Zupełnie inaczej wygląda sytuacja w Nigerii, największym rynku smartfonów na kontynencie. Kraj ten odnotował jedynie 1% wzrost, co jest efektem drastycznego spadku wartości lokalnej waluty, Nairy, która straciła niemal 70% swojej wartości w okresie od stycznia do września.

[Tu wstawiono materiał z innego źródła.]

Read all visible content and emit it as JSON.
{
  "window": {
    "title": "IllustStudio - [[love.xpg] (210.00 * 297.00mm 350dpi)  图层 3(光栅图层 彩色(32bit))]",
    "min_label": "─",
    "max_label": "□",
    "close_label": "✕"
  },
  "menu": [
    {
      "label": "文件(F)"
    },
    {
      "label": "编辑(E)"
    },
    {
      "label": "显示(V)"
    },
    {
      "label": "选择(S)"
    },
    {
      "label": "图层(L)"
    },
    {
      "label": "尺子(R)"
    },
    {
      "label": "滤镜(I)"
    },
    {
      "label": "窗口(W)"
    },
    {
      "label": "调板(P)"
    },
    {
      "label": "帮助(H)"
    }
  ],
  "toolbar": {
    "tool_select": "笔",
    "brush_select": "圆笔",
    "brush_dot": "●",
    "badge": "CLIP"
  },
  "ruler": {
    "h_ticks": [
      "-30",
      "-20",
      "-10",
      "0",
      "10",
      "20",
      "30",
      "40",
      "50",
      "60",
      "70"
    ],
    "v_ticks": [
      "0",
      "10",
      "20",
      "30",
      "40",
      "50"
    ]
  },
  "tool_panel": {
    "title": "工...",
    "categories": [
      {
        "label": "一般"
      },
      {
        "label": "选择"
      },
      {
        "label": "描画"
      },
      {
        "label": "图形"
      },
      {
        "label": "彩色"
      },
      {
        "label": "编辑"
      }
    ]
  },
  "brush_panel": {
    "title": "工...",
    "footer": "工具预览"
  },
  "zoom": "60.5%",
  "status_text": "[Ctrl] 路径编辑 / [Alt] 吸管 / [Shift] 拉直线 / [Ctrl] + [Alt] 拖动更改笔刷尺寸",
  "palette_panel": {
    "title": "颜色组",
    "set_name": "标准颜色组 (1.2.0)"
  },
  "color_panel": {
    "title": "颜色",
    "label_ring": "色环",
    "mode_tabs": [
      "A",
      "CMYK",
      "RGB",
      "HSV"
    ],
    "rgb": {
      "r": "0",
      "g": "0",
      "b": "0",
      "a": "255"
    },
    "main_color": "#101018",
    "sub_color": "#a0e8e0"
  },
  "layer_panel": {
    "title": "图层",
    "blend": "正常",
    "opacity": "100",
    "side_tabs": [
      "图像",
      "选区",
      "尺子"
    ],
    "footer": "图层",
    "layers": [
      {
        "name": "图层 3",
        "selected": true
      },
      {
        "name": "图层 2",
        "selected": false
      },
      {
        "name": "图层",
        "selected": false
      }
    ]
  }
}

Taka sytuacja silnie ograniczyła możliwości zakupowe konsumentów.
—
Problemy gospodarcze odbijają się na innych rynkach
Po sześciu kwartałach systematycznych wzrostów, rynek smartfonów w RPA zanotował nagły spadek o 10%. Powodem tego załamania są niepewności gospodarcze, w tym rosnące ceny żywności oraz szalejąca inflacja, które wpływają na spadek wydatków konsumenckich. Podobne problemy dotknęły także rynek w Kenii, gdzie również nastąpiło 10% załamanie sprzedaży, spowodowane rosnącymi kosztami paliwa oraz trudnościami w produkcji.
Największe wyzwania gospodarcze i wynikające z nich konsekwencje odnotowano jednak w Maroku, gdzie sprzedaż smartfonów spadła o aż 24%. Uwarunkowania te pokazują, jak silny wpływ na rynek mogą mieć lokalne kryzysy i utrzymujące się trudności finansowe, zarówno na poziomie krajowym, jak i regionalnym.
—
Liderzy rynku i ich wyniki
W trudnych warunkach gospodarczych na afrykańskim rynku smartfonów najlepiej radzi sobie marka Transsion, która w III kwartale 2024 roku utrzymała status lidera z aż 50-procentowym udziałem w rynku. Firma ta odnotowała stabilny wzrost na poziomie 8%, mimo problematycznych okoliczności ekonomicznych w regionie.
Inni globalni gracze również starają się odnaleźć swoje miejsce na tym dynamicznym rynku. Xiaomi osiągnęło wzrost o 13%, a Oppo odnotowało 22% poprawę wyników rok do roku. Realme, choć wciąż relatywnie nowym graczem w regionie, osiągnęło imponujący wzrost aż o 101%. Jednak to Honor przyciągnął najwięcej uwagi, osiągając bezprecedensowy wzrost sprzedaży o 287%.
Nieco gorzej poradził sobie Samsung. Koreański gigant zanotował spadek sprzedaży o 30%, co jest szczególnie widoczne na rynku południowoafrykańskim, który zwykle stanowi jeden z filarów działalności firmy w Afryce. Ten wynik ilustruje skalę zmagań Samsunga na tle lokalnych i tańszych konkurentów, którzy w ostatnim czasie znacząco wzmocnili swoje pozycje.
—
Przyszłość i wyzwania dla rynku afrykańskiego
Podsumowując, afrykański rynek smartfonów w III kwartale 2024 roku charakteryzowała mieszanka umiarkowanych wzrostów i lokalnych wyzwań. Choć niektóre kraje, takie jak Egipt, wykazują wyraźny potencjał rozwoju, wiele innych boryka się z fundamentalnymi problemami gospodarczymi. Spadająca wartość walut, rosnące koszty życia oraz ograniczona siła nabywcza konsumentów to przeszkody, które będą wymagały innowacyjnych rozwiązań zarówno od rządów, jak i firm technologicznych.
Rynek pozostaje jednak interesujący dla producentów, szczególnie tych, którzy celują w segmenty budżetowe i średniopółkowe. Ostateczny wpływ globalnych marek takich jak Xiaomi, Oppo czy Honor na kształt przyszłego rynku będzie z pewnością wart dalszej obserwacji w nadchodzących kwartałach.